There was a bakery on my way to school that made “morning glory” muffins that I loved as a special treat. They were full of carrots and nuts and other goodness. The other day I made a breakfast bread version and brought it into work, where it lasted 5 minutes.
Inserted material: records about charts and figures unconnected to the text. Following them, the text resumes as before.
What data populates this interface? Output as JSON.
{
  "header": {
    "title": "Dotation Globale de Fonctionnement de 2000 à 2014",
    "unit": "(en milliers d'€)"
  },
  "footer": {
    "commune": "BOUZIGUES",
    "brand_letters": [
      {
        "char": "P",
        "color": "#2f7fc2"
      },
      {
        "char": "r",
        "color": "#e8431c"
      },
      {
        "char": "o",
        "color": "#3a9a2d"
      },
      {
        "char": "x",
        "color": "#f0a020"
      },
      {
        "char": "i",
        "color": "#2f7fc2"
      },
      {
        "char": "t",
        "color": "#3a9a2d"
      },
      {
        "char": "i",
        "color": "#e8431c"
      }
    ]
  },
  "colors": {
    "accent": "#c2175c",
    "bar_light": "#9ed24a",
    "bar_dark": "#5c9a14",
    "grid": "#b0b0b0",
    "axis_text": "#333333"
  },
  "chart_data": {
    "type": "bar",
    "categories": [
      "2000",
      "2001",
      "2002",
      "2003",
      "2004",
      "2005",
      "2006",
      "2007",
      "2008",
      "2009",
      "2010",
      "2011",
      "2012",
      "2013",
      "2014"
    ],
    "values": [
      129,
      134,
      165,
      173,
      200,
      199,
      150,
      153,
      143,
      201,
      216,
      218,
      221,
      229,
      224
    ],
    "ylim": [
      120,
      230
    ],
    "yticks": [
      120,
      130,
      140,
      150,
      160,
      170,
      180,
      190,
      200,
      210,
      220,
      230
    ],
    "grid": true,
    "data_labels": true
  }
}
This is a low-fat version of the childhood muffin that I’m sure you will like too!

You will need:

  • 1 1/3 c flour
  • 3/4 c sugar
  • 2 t cinnamon
  • 1 t nutmeg
  • 1 t baking soda
  • 1/4 t salt
  • 1/2 c grated and peeled apple (~1 medium apple)
  • 1/2 c grated carrot (~1 medium carrot)
  • 1/2 c shredded zucchini (~1/2 of 1 medium zucchini)
  • 1/4 c toasted and chopped pecans
  • 1/4 c raisins
  • 1/4 c vegetable oil
  • 1/4 c buttermilk
  • 2 eggs, lightly beaten

Then you…

  1. Preheat oven to 350. Lightly coat an 8×4-inch bread pan with cooking spray.
  2. In a large bowl, combine the flour with the sugar, cinnamon, nutmeg, baking soda and salt.
  3. Stir in the apple, carrots, zucchini, raisins and pecans.
  4. Make a well in the center of the flour mixture.
  5. In a small bowl, whisk together the vegetable oil, buttermilk and eggs.
  6. Pour the egg mixture into the well in the center of the flour mixture.
  7. Stir until just combined.
  8. Scrape batter into the prepared bread pan and bake roughly 50 minutes, or until a toothpick in the center comes out clean.
  9. Cool in pan on a wire rack for 10 minutes before removing.